Trio was the name used in the UK by Kenwood, as the Kenwood name was already registered, by Kenwood Food Mixers.

In later years the Kenwoods came to an arrangement (the details of which were never mentioned), and the Trio name disappeared, and they started using Kenwood as well. Funnily enough I bought a Trio 3 head cassette deck, then a few months later I bought the matching amplifier (which I still have), and in the interim the name change had occurred.

As has been mentioned, AM is crap in HiFi systems, I've no idea why they ever bothered with it.

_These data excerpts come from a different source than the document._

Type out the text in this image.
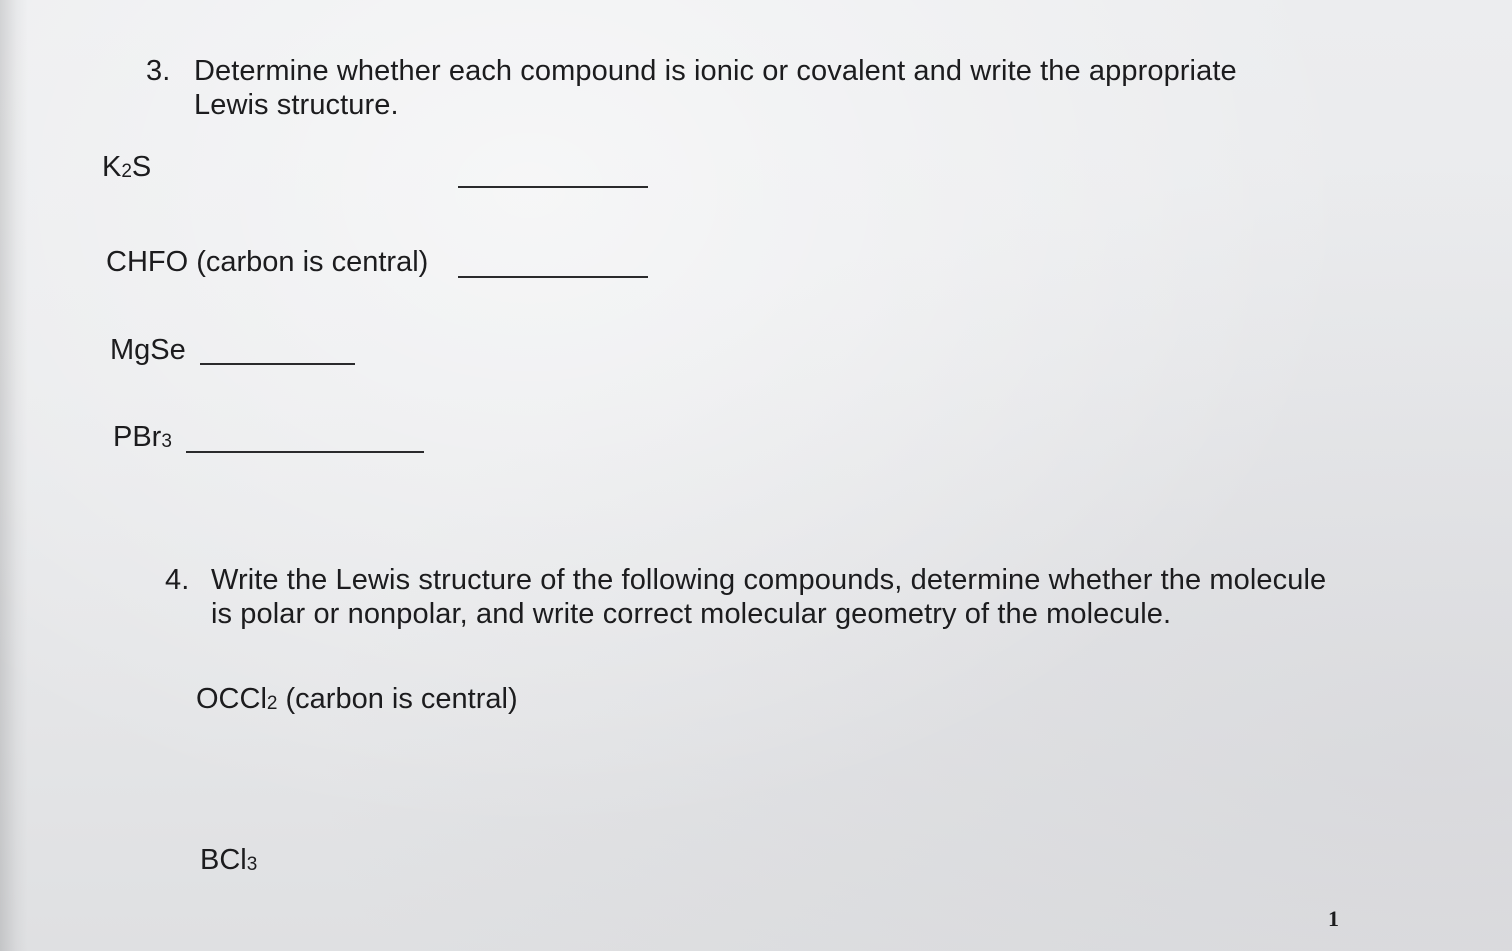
3. Determine whether each compound is ionic or covalent and write the appropriate
Lewis structure.
$K_2S$
CHFO (carbon is central)
MgSe
PBr$_3$
4. Write the Lewis structure of the following compounds, determine whether the molecule
is polar or nonpolar, and write correct molecular geometry of the molecule.
OCCl$_2$ (carbon is central)
BCl$_3$
1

If FM is poor, then there's probably a fault - it's usually pretty good, although I think the KT1300 was a very budget and low spec model?.
 
the AM sensitivity is 20uV, (signal level required for a 10dB s/n ratio) which is really bad. just to keep in "in the family", i'll compare it to my Kenwood TS-680 amateur transceiver. in the AM band only, on the TS-680, the sensitivity is 39uV in AM mode. in SSB mode, however it's 4uV. outside the AM band (below 500khz and above 1600khz) the sensitivity is 2.5uV in AM mode, and 0.25uV in SSB mode., so even in a very good communications receiver, the tuner is intentionally desensitized within the AM broadcast band, and that's also true for the receiver in SSB mode, but in SSB mode the sensitivity is much better than 20uV. since i can do a pretty good job of zero-beating my radio, i use SSB mode for listening to AM signals.